# Beef and Andouille Sliders



## CraigC (May 9, 2016)

Beef and Andouille Sliders
Ingredients
1 lb ground chuck (80/20)
3/4 lb bulk Andouille
1/4 C finely diced sweet onion
1/4 C finely diced green bell pepper
1/4 C finely diced celery
1 small clove garlic minced
1 Tbsp butter
1 Tbsp Worcestershire sauce
2 Tbsp Ketchup
1/8 tsp dried thyme
1/2 tsp black pepper
1/2 C Emeril’s Rustic Rub (optional)
Pinch of Kosher salt
Cheese slices of your choice (optional)
 
Directions
Melt butter in a small skillet over med-high and sauté the onion, bell pepper and celery until soft.
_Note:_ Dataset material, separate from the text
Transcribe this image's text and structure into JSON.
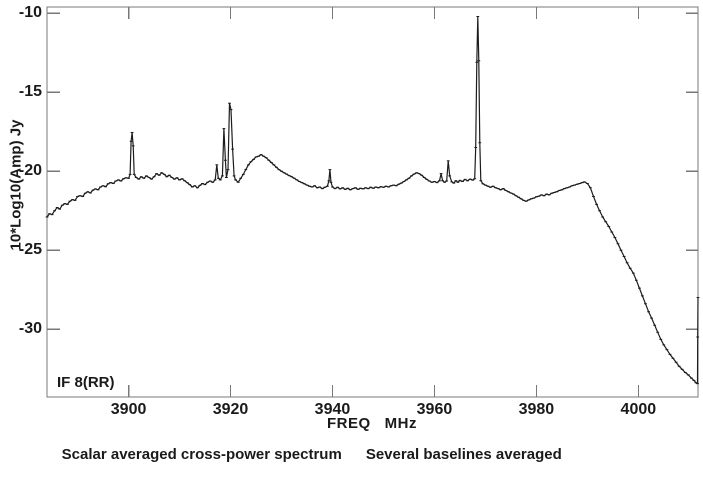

Add a pinch of S&P to the vegis while sautéing. When done, add the garlic and thyme. Continue cooking until the garlic is fragrant, then remove from heat and set aside to cool completely.
 
When vegis are cool, mix all ingredients except the cheese in a bowl, being careful to not over work the meat. I use a 1-1/2” ice cream scoop to measure the meat mixture out for consistent size balls, form the balls into 3” patties. Let them rest in the fridge while you set up the grill to do burgers/sliders. IMO, for best tasting sliders, they should be done on a charcoal grill, preferably using hardwood lump. I used a full chimney of charcoal, banked to one side of my 22 Weber, creating a hot side and a cool side. Right before the sliders went on I generously sprinkled one side with the Rustic Rub and dropped several chunks of unsoaked hickory on the coals. I put the sliders on rub side down on the cool side of the grill and sprinkled more rub on the unseasoned side. I cooked them with out using the grill lid, rotating them out from closest to the coals to furthest until they were done, flipping only once. When done, I added the cheese (Colby-Jack) and put the lid on until the cheese melted. They were served on Martin’s potato slider buns. Use toppings and condiments of your choice! Enjoy!
 
Note: Although bulk Andouille is cured, it is still raw pork and must be cooked to proper doneness! If in doubt, use an instant read thermometer to check internal temp.


----------